Darrick ścisnął boleśnie jej nadgarstek aby nie pozwolić na zerwanie artefaktu. Oczy zabłysły mu złowrogo. Zza jej koszuli dobiegł go mocny błysk odpowiadający na jego własny. Na krótką chwilę karczmę zalało intensywne światło. Kilku bywalców krzyknęło gniewnie ale zaraz zamilkło i mamrotało tylko pod nosami. W końcu incydent był krótki a każdy wiedział, ze z Frostem lepiej nie zadzierać.
- Puść. - wysyczał.
Mir była wpatrzona w kryształ który w końcu się uspokoił. Drżał tylko nieco i wysyłał pulsujące światło jakby reagował na bliskość jej artefaktu. Nimfa puściła a Frost odetchnął z ulgą i schował kamień.
- Nigdy więcej tak nie rób. Jasne? - syknął. - Obetnę ci rękę następnym razem.
Zacisnęła usta w prostą linię.
- Nie jestem twoim wrogiem.
Wychylił do dna kufel i kiwnął głową, już całkowicie spokojny.
- Chodźmy. Tu jest za dużo chętnych uszu i oczu. I tak już będą gadać na całe miasto. - chwycił ją za nadgarstek i poprowadził do schodów.

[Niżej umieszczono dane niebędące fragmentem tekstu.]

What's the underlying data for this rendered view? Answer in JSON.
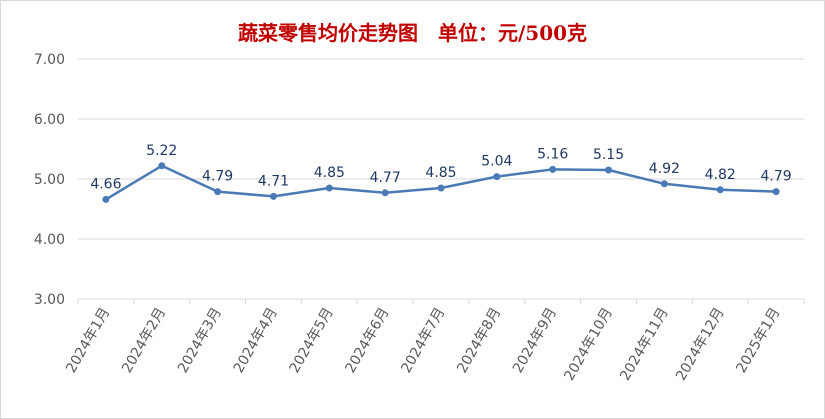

Drogę zaszedł mu towarzysz, ten z krwią lodowych olbrzymów.
- Co to za cyrk? Teraz z nią trzymasz?
Darrick uśmiechnął się paskudnie i dotknął rękojeści miecza.

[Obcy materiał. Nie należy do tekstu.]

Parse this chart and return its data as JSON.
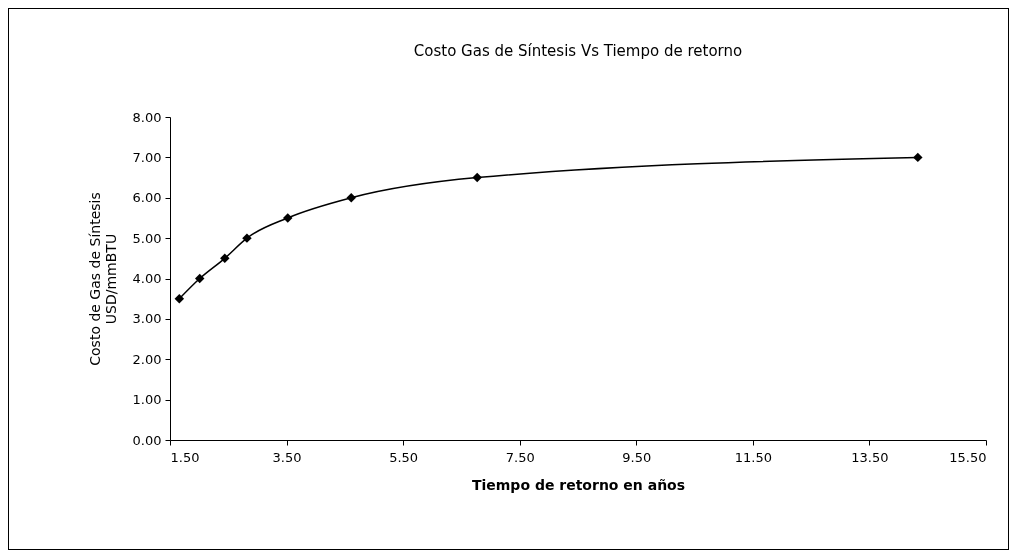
{
  "chart_data": {
    "type": "line",
    "title": "Costo Gas de Síntesis Vs Tiempo de retorno",
    "xlabel": "Tiempo de retorno en años",
    "ylabel": "Costo de Gas de Síntesis\nUSD/mmBTU",
    "x": [
      1.66,
      2.01,
      2.44,
      2.82,
      3.52,
      4.61,
      6.77,
      14.33
    ],
    "series": [
      {
        "color": "#000000",
        "values": [
          3.5,
          4.0,
          4.5,
          5.0,
          5.5,
          6.0,
          6.5,
          7.0
        ]
      }
    ],
    "marker": "diamond",
    "legend": false,
    "grid": false,
    "xlim": [
      1.5,
      15.5
    ],
    "xticks": [
      {
        "value": 1.5,
        "label": "1.50"
      },
      {
        "value": 3.5,
        "label": "3.50"
      },
      {
        "value": 5.5,
        "label": "5.50"
      },
      {
        "value": 7.5,
        "label": "7.50"
      },
      {
        "value": 9.5,
        "label": "9.50"
      },
      {
        "value": 11.5,
        "label": "11.50"
      },
      {
        "value": 13.5,
        "label": "13.50"
      },
      {
        "value": 15.5,
        "label": "15.50"
      }
    ],
    "ylim": [
      0,
      8
    ],
    "yticks": [
      {
        "value": 0,
        "label": "0.00"
      },
      {
        "value": 1,
        "label": "1.00"
      },
      {
        "value": 2,
        "label": "2.00"
      },
      {
        "value": 3,
        "label": "3.00"
      },
      {
        "value": 4,
        "label": "4.00"
      },
      {
        "value": 5,
        "label": "5.00"
      },
      {
        "value": 6,
        "label": "6.00"
      },
      {
        "value": 7,
        "label": "7.00"
      },
      {
        "value": 8,
        "label": "8.00"
      }
    ]
  }
}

- Jasne. A co myślałeś? To moja zaginiona siostrzyczka która uciekła z jakimś hultajem kilka lat temu.
Mir omal się nie zachłysnęła. Olbrzym zmierzył ją uważnym wzrokiem.

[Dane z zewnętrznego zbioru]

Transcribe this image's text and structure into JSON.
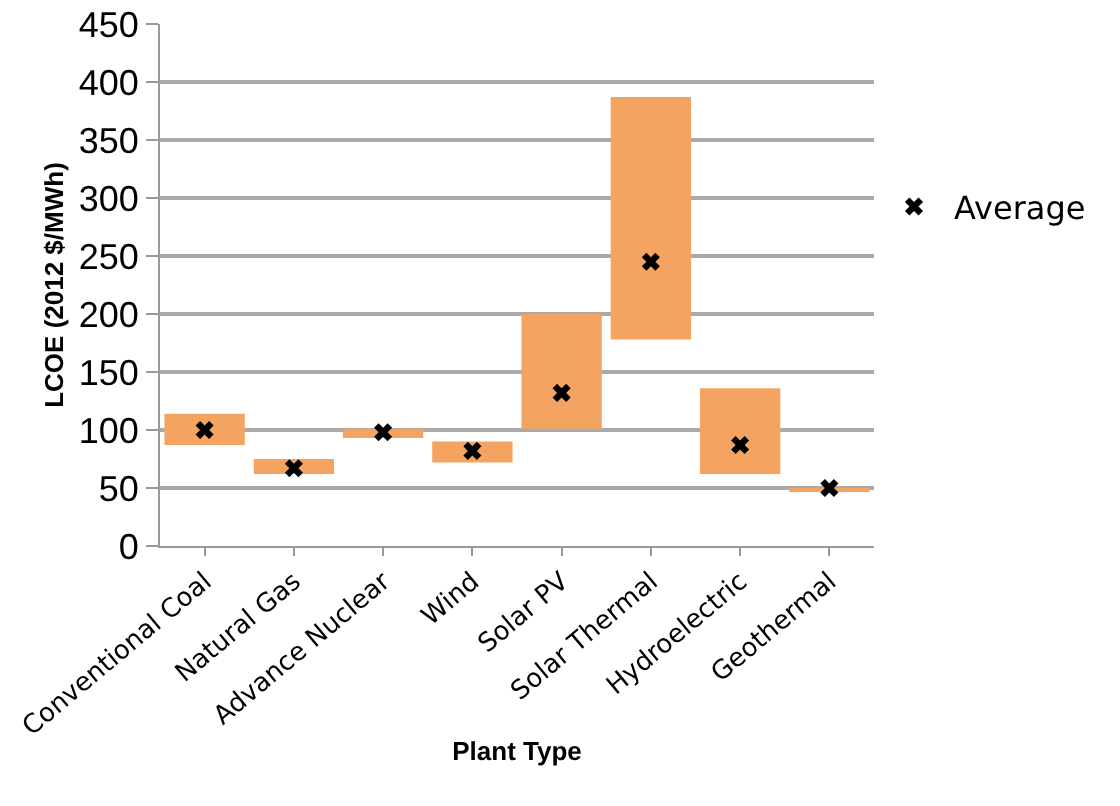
{
  "chart_data": {
    "type": "bar",
    "xlabel": "Plant Type",
    "ylabel": "LCOE (2012 $/MWh)",
    "categories": [
      "Conventional Coal",
      "Natural Gas",
      "Advance Nuclear",
      "Wind",
      "Solar PV",
      "Solar Thermal",
      "Hydroelectric",
      "Geothermal"
    ],
    "series": [
      {
        "color": "#f4a460",
        "base": [
          87,
          62,
          93,
          72,
          101,
          178,
          62,
          47
        ],
        "values": [
          27,
          13,
          8,
          18,
          99,
          209,
          74,
          3
        ]
      },
      {
        "type": "scatter",
        "name": "Average",
        "color": "#000000",
        "values": [
          100,
          67,
          98,
          82,
          132,
          245,
          87,
          50
        ]
      }
    ],
    "ylim": [
      0,
      450
    ],
    "yticks": [
      0,
      50,
      100,
      150,
      200,
      250,
      300,
      350,
      400,
      450
    ],
    "grid": "y",
    "legend": "right",
    "marker": "cross"
  }
}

- Właściwie. Podobni nawet jesteście.
Frost objął ją mocno i przyciągnął do siebie. Wyglądało to tak jakby stłumiła przekleństwo i chęć dania mu w twarz.
- Co nie? A teraz spadaj. Mamy wiele do obgadania.
- Mmm jak chcesz Frost.
Wskazał jej głową schody i ruszył przodem. Nie miała wielkiego wyboru. Tym bardziej, że każdy w karczmie spoglądał na nią jakoś dziwnie. Westchnęła i poszła za nim. Pokój wydawał się żałośnie mały i ciemny. Jakby cały kurz świata zdecydował się tu osiąść na stałe. Zakasłała a mężczyzna zamknął drzwi i otworzył okno. Zaduch był paskudny.
- Ohydne miejsce. - wyszeptała.
Shang unosił się delikatnie nad jej prawym ramieniem i czujnie spoglądał we wszystkich kierunkach.
- Co nie? A to luksus podobno. Nie chcę wiedzieć co uchodzi za standard. - zaśmiał się i usiadł na rozklekotanym łóżku.
Wzbił tym nienaturalne ilości kurzu które gniewnie osiadły wszędzie wokół.
- Dobra siostrzyczko...
- Nie jestem twoją siostrą.
- No wiem. Ale cóż poradzić, że jestem ładniejszy.
Zaśmiał się widząc jej miną.
- No rozchmurz się nieco. Nikt nie chce cię zabić... na razie. - wyjął ostrze i zaczął się nim bawić. - Co cię sprowadza w to zapomniane przez Boga miejsce, z nieumarłym sługą na ramieniu?